This assumes you have CUDA version 10.1 on your GPU device, although you can also train (very slowly) on a CPU
To train with kubernetes:
- cd into /train
- generate kubernetes yaml files
- open generate_train_yamls.sh and set the desired run number (we did 5 runs of each method for the paper)
- select where the training will be run (lis or rrg)
- run generate_train_yamls.sh to generate the yaml files
- run the experiment with: kubectl apply -f relevant_yaml_exp_file
- for active learning these will be in train/yaml_files run
- stop pod with: kubectl delete -f relevant_yaml_exp_file
To train on Google Cloud VM
- spin up a VM using the command in create-vm (use a distinct INSTANCE_NAME)
- ssh into VM using command in gcp_setup
- in VM: git clone https://github.com/carismoses/stacking_experiments.git
- run with the relevant SPECIFIC_ENV_FILE.list: docker run --runtime nvidia --env-file stacking_experiments/train/env_var_files/SPECIFIC_ENV_FILE.list carismoses/stacking-train:latest other optional args: --env CUDA_VISIBLE_DEVICES=$DEVICE_NUM --name $NAME
- To kill a VM instance:
To evaluate with kubernetes:
- cd into /evaluate
- generate kubernetes yaml files
- open generate_eval_yamls.sh
- in the exp_path list variable, list all of the experiment directories to be evaluated (the name of the directory in minio)

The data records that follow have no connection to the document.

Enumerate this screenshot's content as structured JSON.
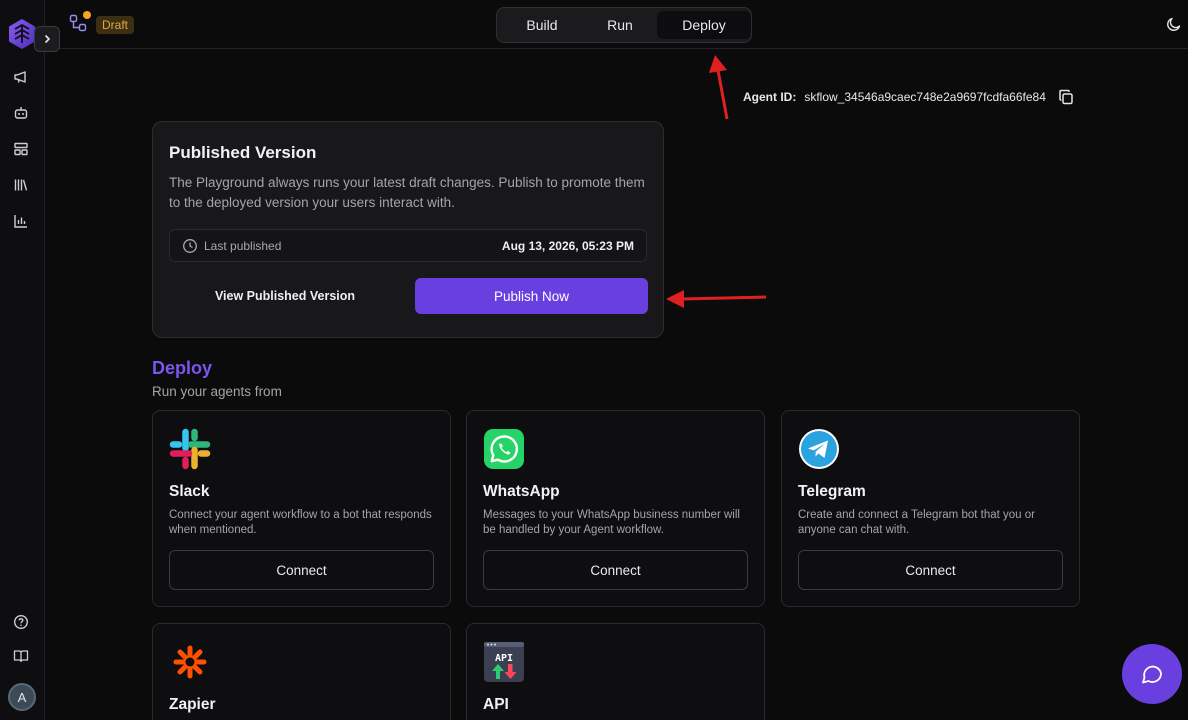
{
  "topbar": {
    "draft_badge": "Draft",
    "tabs": [
      {
        "label": "Build",
        "active": false
      },
      {
        "label": "Run",
        "active": false
      },
      {
        "label": "Deploy",
        "active": true
      }
    ]
  },
  "agent": {
    "id_label": "Agent ID:",
    "id_value": "skflow_34546a9caec748e2a9697fcdfa66fe84"
  },
  "published": {
    "title": "Published Version",
    "description": "The Playground always runs your latest draft changes. Publish to promote them to the deployed version your users interact with.",
    "last_published_label": "Last published",
    "last_published_value": "Aug 13, 2026, 05:23 PM",
    "view_button": "View Published Version",
    "publish_button": "Publish Now"
  },
  "deploy": {
    "title": "Deploy",
    "subtitle": "Run your agents from",
    "cards": [
      {
        "name": "Slack",
        "icon": "slack-icon",
        "description": "Connect your agent workflow to a bot that responds when mentioned.",
        "button": "Connect"
      },
      {
        "name": "WhatsApp",
        "icon": "whatsapp-icon",
        "description": "Messages to your WhatsApp business number will be handled by your Agent workflow.",
        "button": "Connect"
      },
      {
        "name": "Telegram",
        "icon": "telegram-icon",
        "description": "Create and connect a Telegram bot that you or anyone can chat with.",
        "button": "Connect"
      },
      {
        "name": "Zapier",
        "icon": "zapier-icon"
      },
      {
        "name": "API",
        "icon": "api-icon",
        "icon_text": "API"
      }
    ]
  },
  "user": {
    "avatar_initial": "A"
  },
  "colors": {
    "accent": "#6a3fe0",
    "draft_badge_text": "#e0a640",
    "annotation_arrow": "#e02020"
  }
}
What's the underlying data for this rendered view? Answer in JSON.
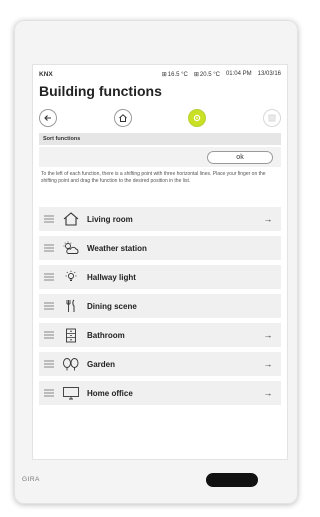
{
  "status_bar": {
    "knx": "KNX",
    "temp1": "16.5 °C",
    "temp2": "20.5 °C",
    "time": "01:04 PM",
    "date": "13/03/16"
  },
  "page_title": "Building functions",
  "nav": {
    "back_icon": "arrow-left",
    "home_icon": "home",
    "settings_icon": "gear",
    "grid_icon": "grid"
  },
  "sort": {
    "header": "Sort functions",
    "ok_label": "ok",
    "help": "To the left of each function, there is a shifting point with three horizontal lines. Place your finger on the shifting point and drag the function to the desired position in the list."
  },
  "functions": [
    {
      "label": "Living room",
      "icon": "house-outline",
      "has_arrow": true,
      "arrow": "→"
    },
    {
      "label": "Weather station",
      "icon": "sun-cloud",
      "has_arrow": false,
      "arrow": ""
    },
    {
      "label": "Hallway light",
      "icon": "light-bulb",
      "has_arrow": false,
      "arrow": ""
    },
    {
      "label": "Dining scene",
      "icon": "fork-knife",
      "has_arrow": false,
      "arrow": ""
    },
    {
      "label": "Bathroom",
      "icon": "cabinet",
      "has_arrow": true,
      "arrow": "→"
    },
    {
      "label": "Garden",
      "icon": "trees",
      "has_arrow": true,
      "arrow": "→"
    },
    {
      "label": "Home office",
      "icon": "monitor",
      "has_arrow": true,
      "arrow": "→"
    }
  ],
  "device": {
    "brand": "GIRA"
  },
  "colors": {
    "accent_green": "#c9e024",
    "list_bg": "#f0f0f0"
  }
}
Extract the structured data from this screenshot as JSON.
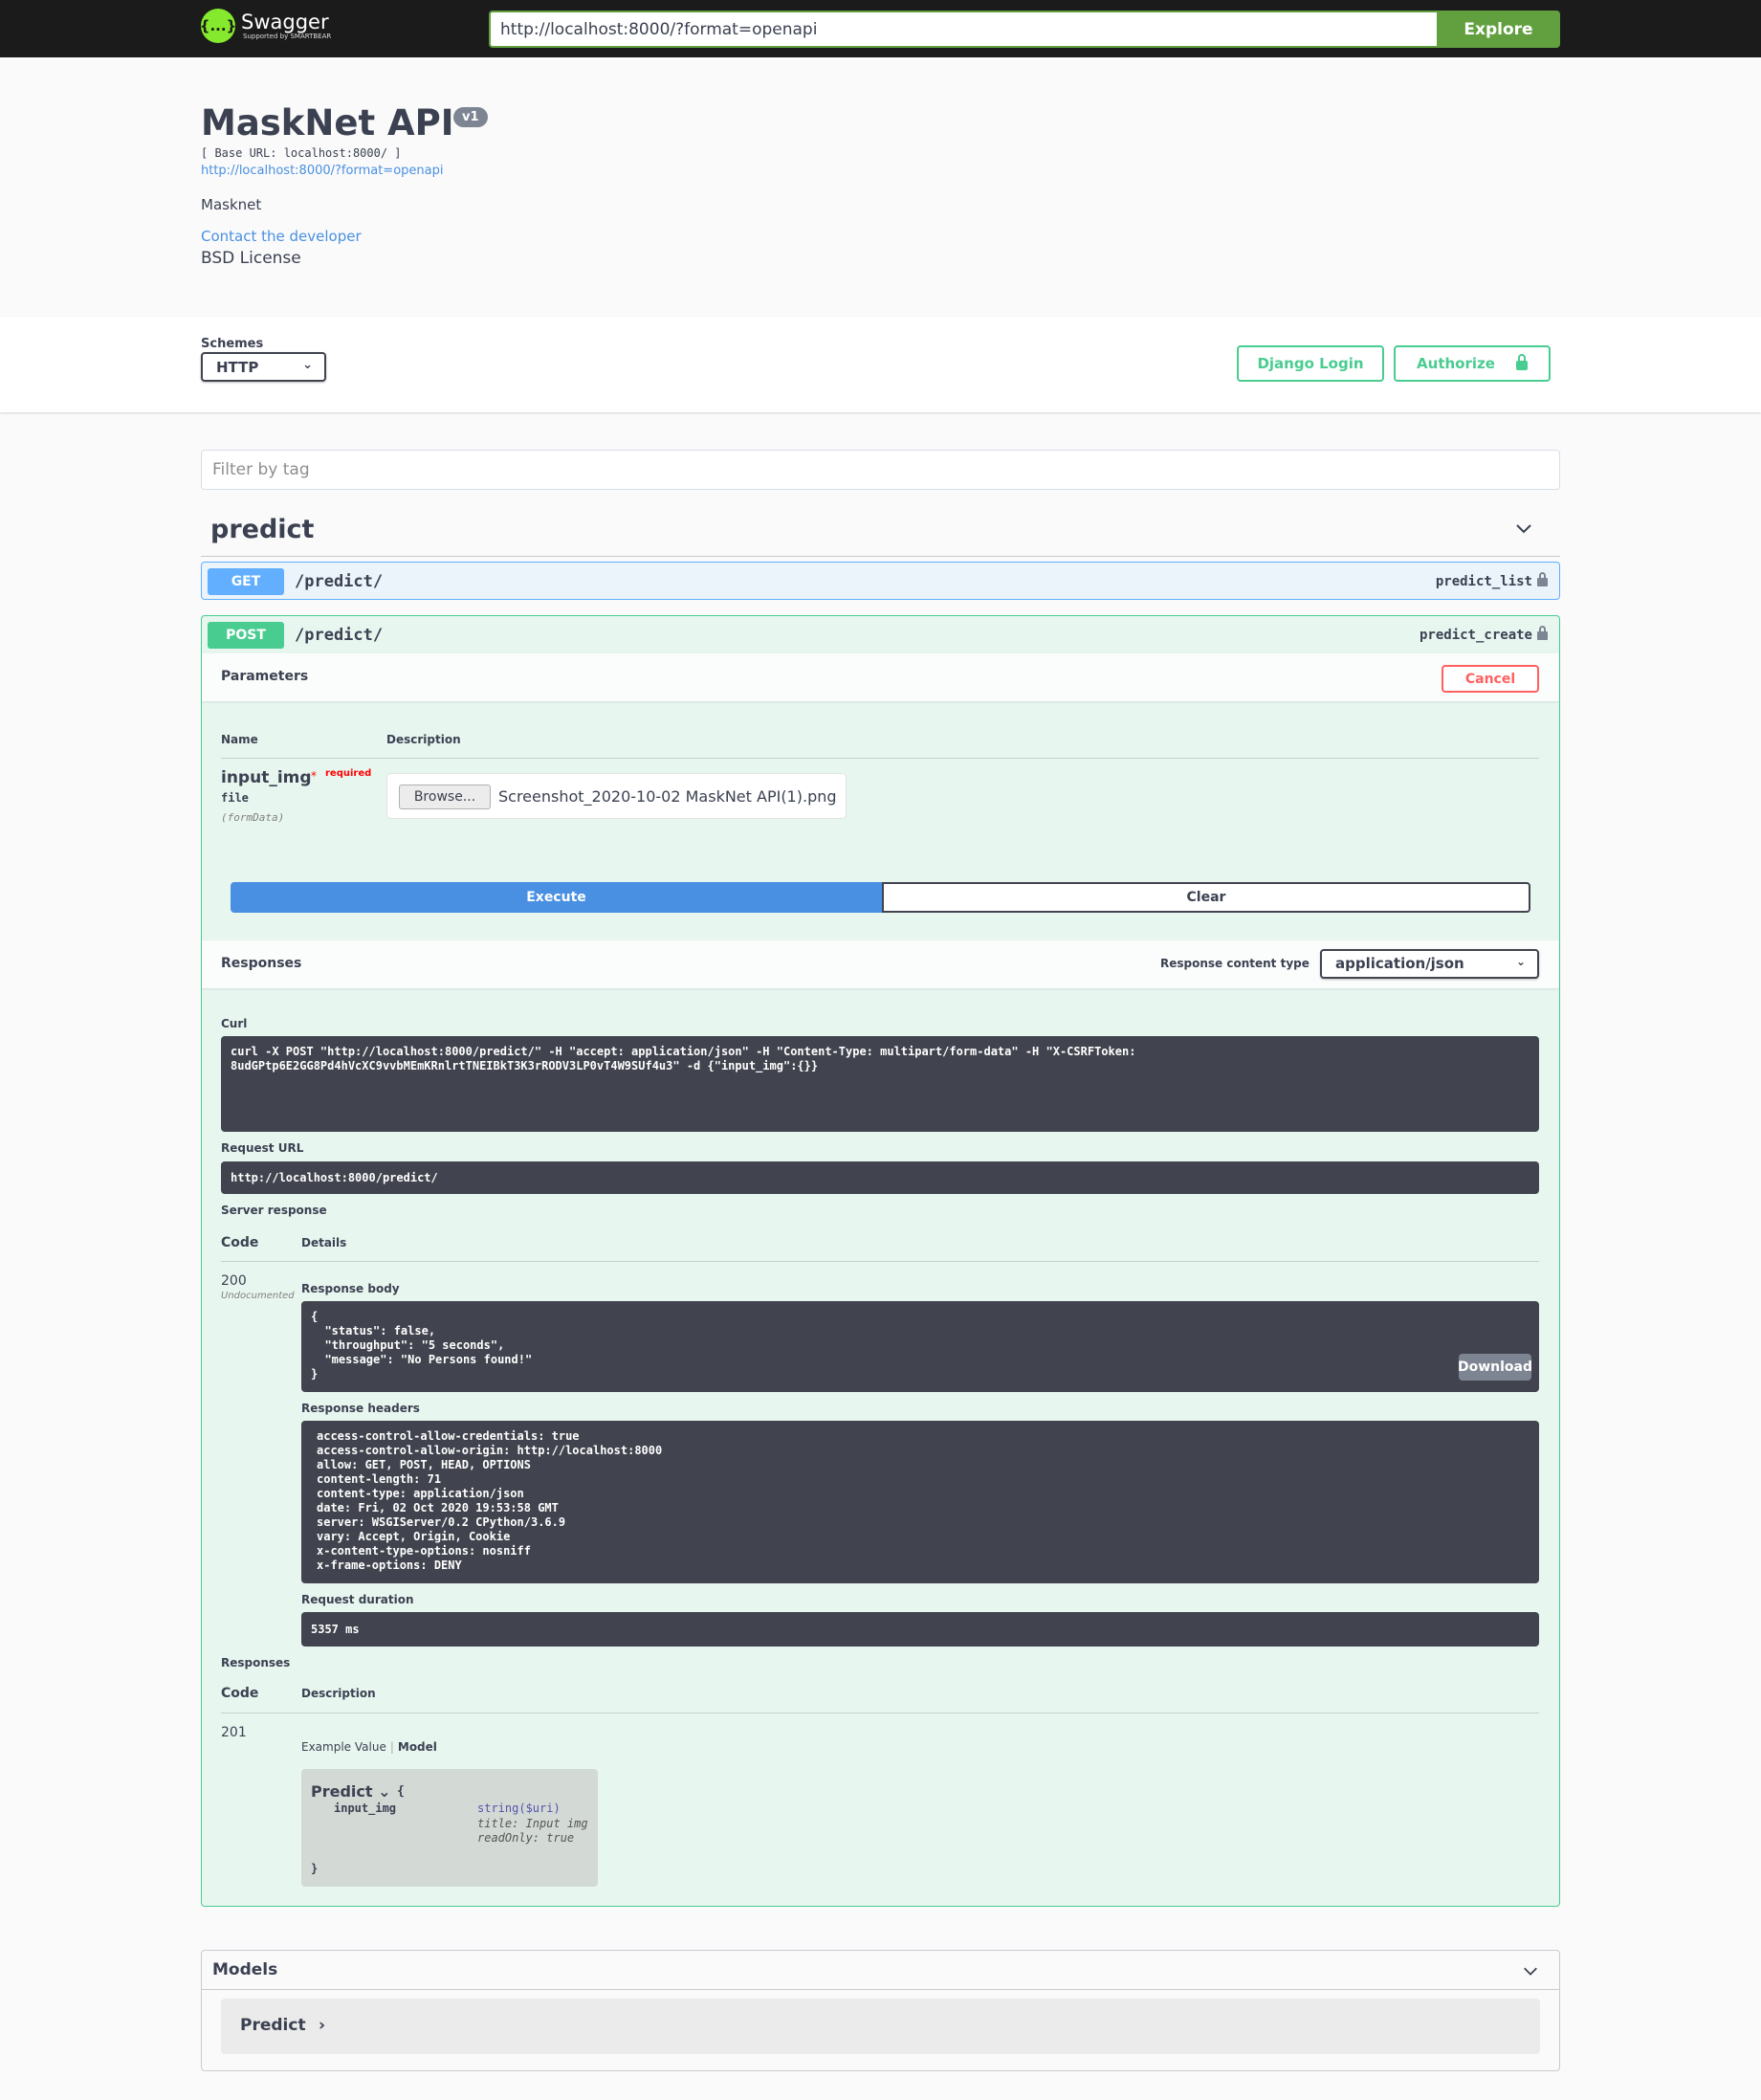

- kubectl apply -f yaml_files/relevant_yaml_exp_file
- stop pod with: kubectl delete -f yaml_files/relevant_yaml_exp_file
To run an experiment with docker:
- set env variables in relevant .sh file (train/train.sh or evaluate/eval.sh)
- rebuild docker image (train/Dockerfile or evaluate/Dockerfile)
- run (local) or push and run (remote) NOTE: the bash files are set up to copy results to minio, you might have to comment this out
Experiment Naming strategy: random, bald, subtower, subtower-greedy sampler: sequential, random model_type: fcgn-fc, fcgn, lstm run: 0, 1, 2, 3, 4 filename: strategy-sampler-model-type-run.yaml
NOTE:
- The base image (carismoses/stacking:latest) used in train/Dockerfile and evaluate/Dockerfile are up to date and pushed to dockerhub, so you should only need to make changes to train/Dockerfile and evaluating/Dockerfile
- You will probably only need to make changes in train.sh and eval.sh. Then rebuild the relevant Dockerfile (and push to your own Dockerhub if running remotely)
docker build --tag=carismoses/stacking:latest .
docker build --tag=carismoses/stacking-train:latest .
docker build --tag=carismoses/stacking-eval:latest .
docker push relevant_image_tag
docker pull relevant_image_tag
gpu: docker run --runtime nvidia relevant_image_tag
cpu: docker run relevant_image_tag
gpu: docker run -it --runtime nvidia relevant_image_tag /bin/bash
cpu: docker run -it relevant_image_tag /bin/bash